Rep. Henry Waxman’s first order of business as the new chairman of the Government Reform Committee was to add the word “oversight” to the committee’s moniker. It was his subtle way of telling the Bush Administration it could expect a steady stream of investigations into just about every imaginable aspect of its operations.
The California Democrat has not disappointed. From high-profile hearings into Iraq reconstruction to questions about Homeland Security contracts, Waxman has made the rechristened Committee on Oversight and Government Reform one of the busiest in Congress.
This coming Wednesday, Waxman will set his sights on General Services Administrator Lurita Doan, a successful businesswoman who President Bush tapped to run the agency last spring. Waxman wants to probe a $20,000 contract Doan approved to promote diversity—a contract that was terminated a month later before any money changed hands because it wasn't competitively bid. Doan has since apologized for the mistake.
Waxman, however, isn't satisfied with the apology. To understand the significance of the $20,000, it’s important to understand the General Services Administration itself. The agency oversees nearly $66 billion in federal spending—more than a quarter of the government’s procurement dollars. It has 12,300 employees who are spread out in offices around the country.
So what do GSA employees do with all that money? The GSA is the world's largest landlord with more than 8,300 government-owned or leased buildings. It is responsible for a fleet of 170,000 vehicles, making it the world's largest purchaser of new cars. The computer infrastructure it oversees is valued at more than $100 million. The agency is the world's largest credit card service, and believe it or not, the world's largest conservator of art.

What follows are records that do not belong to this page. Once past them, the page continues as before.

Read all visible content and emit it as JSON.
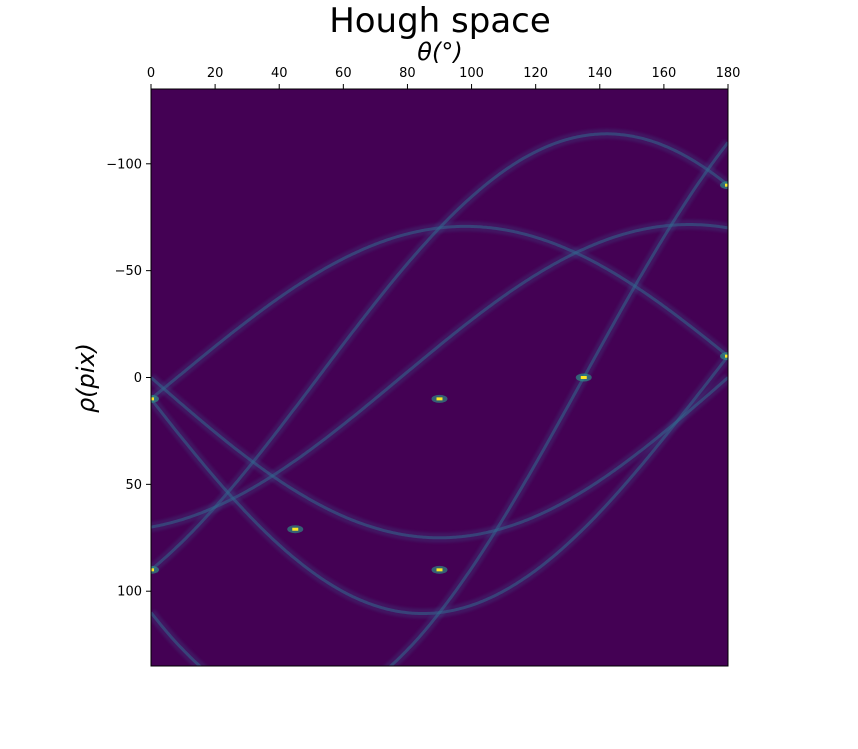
{
  "chart_data": {
    "type": "heatmap",
    "title": "Hough space",
    "xlabel": "θ(°)",
    "ylabel": "ρ(pix)",
    "xlim": [
      0,
      180
    ],
    "ylim": [
      -135,
      135
    ],
    "x_axis_position": "top",
    "y_axis_inverted": true,
    "grid": false,
    "colormap": "viridis",
    "background_color": "#440154",
    "x_ticks": [
      0,
      20,
      40,
      60,
      80,
      100,
      120,
      140,
      160,
      180
    ],
    "x_tick_labels": [
      "0",
      "20",
      "40",
      "60",
      "80",
      "100",
      "120",
      "140",
      "160",
      "180"
    ],
    "y_ticks": [
      -100,
      -50,
      0,
      50,
      100
    ],
    "y_tick_labels": [
      "−100",
      "−50",
      "0",
      "50",
      "100"
    ],
    "curves": [
      {
        "A": 10,
        "B": 0,
        "C": -70
      },
      {
        "A": 90,
        "B": 0,
        "C": -70
      },
      {
        "A": 70,
        "B": -45,
        "C": -60
      },
      {
        "A": 10,
        "B": -180,
        "C": -70
      },
      {
        "A": 110,
        "B": -180,
        "C": -70
      },
      {
        "A": 0,
        "B": -135,
        "C": -60
      }
    ],
    "peaks": [
      {
        "theta": 0,
        "rho": 10
      },
      {
        "theta": 90,
        "rho": 10
      },
      {
        "theta": 0,
        "rho": 90
      },
      {
        "theta": 90,
        "rho": 90
      },
      {
        "theta": 45,
        "rho": 71
      },
      {
        "theta": 135,
        "rho": 0
      },
      {
        "theta": 180,
        "rho": -10
      },
      {
        "theta": 180,
        "rho": -90
      }
    ]
  }
}
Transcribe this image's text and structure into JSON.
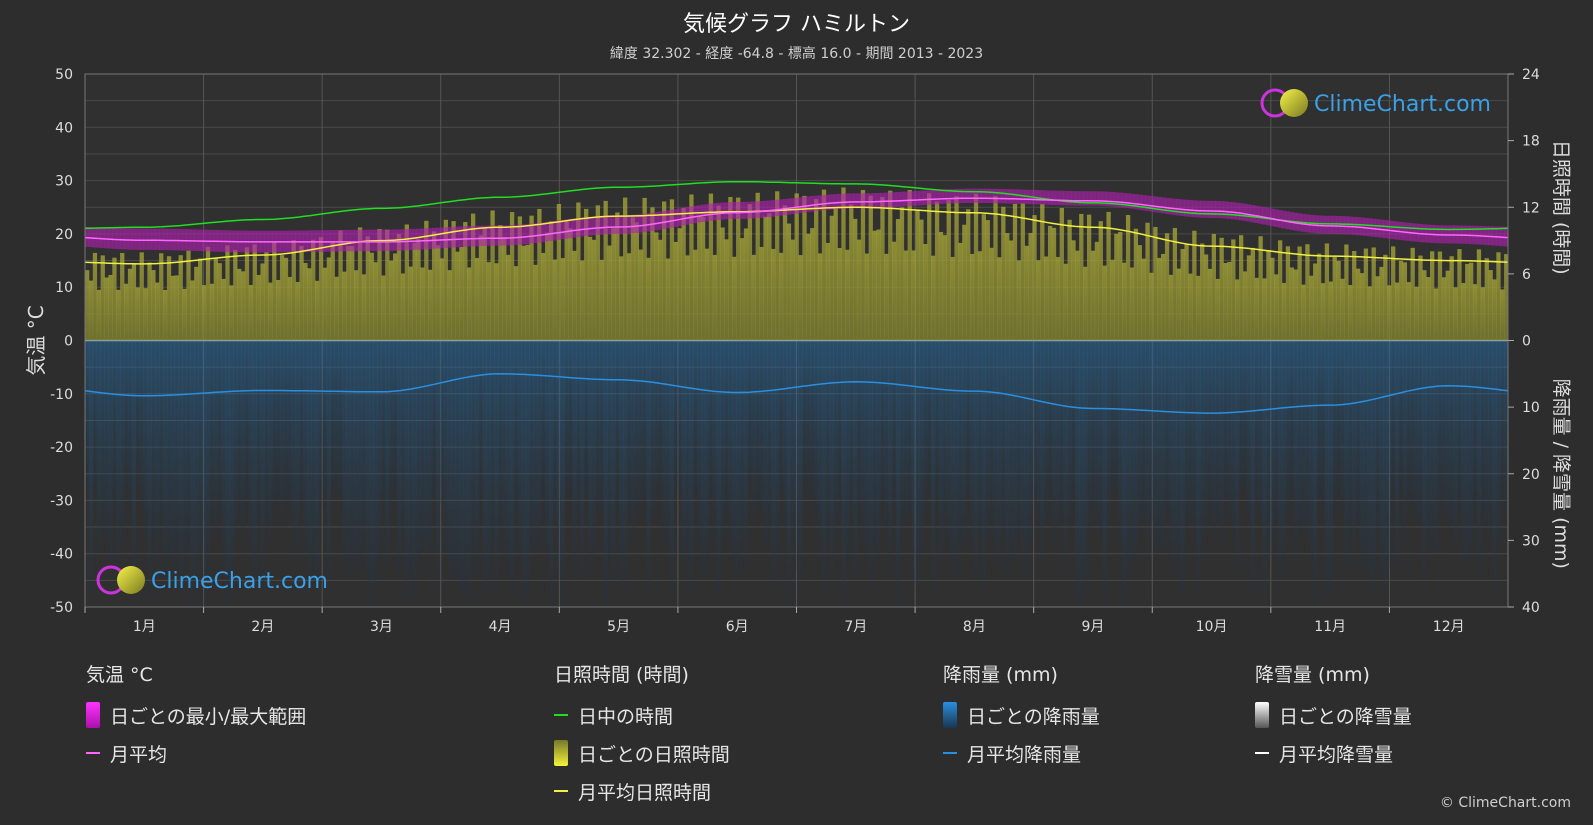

After seeing those big numbers and responsibilities, why is Waxman worried about a canceled contract worth a piddling $20,000? It's because Doan has done something government bureaucrats don't like: she's brought fiscal responsibility and accountability to the GSA.
In taking over the agency reins last May, Doan inherited a bloated budget at an agency that had lost $4.5 billion a year earlier. Not through bad investments, mind you. Just lost it. Didn't know where it had gone. $4.5 billion.
It was, as she said recently, no way to run a business. Seeking to restore fiscal discipline, she ordered cuts throughout the agency.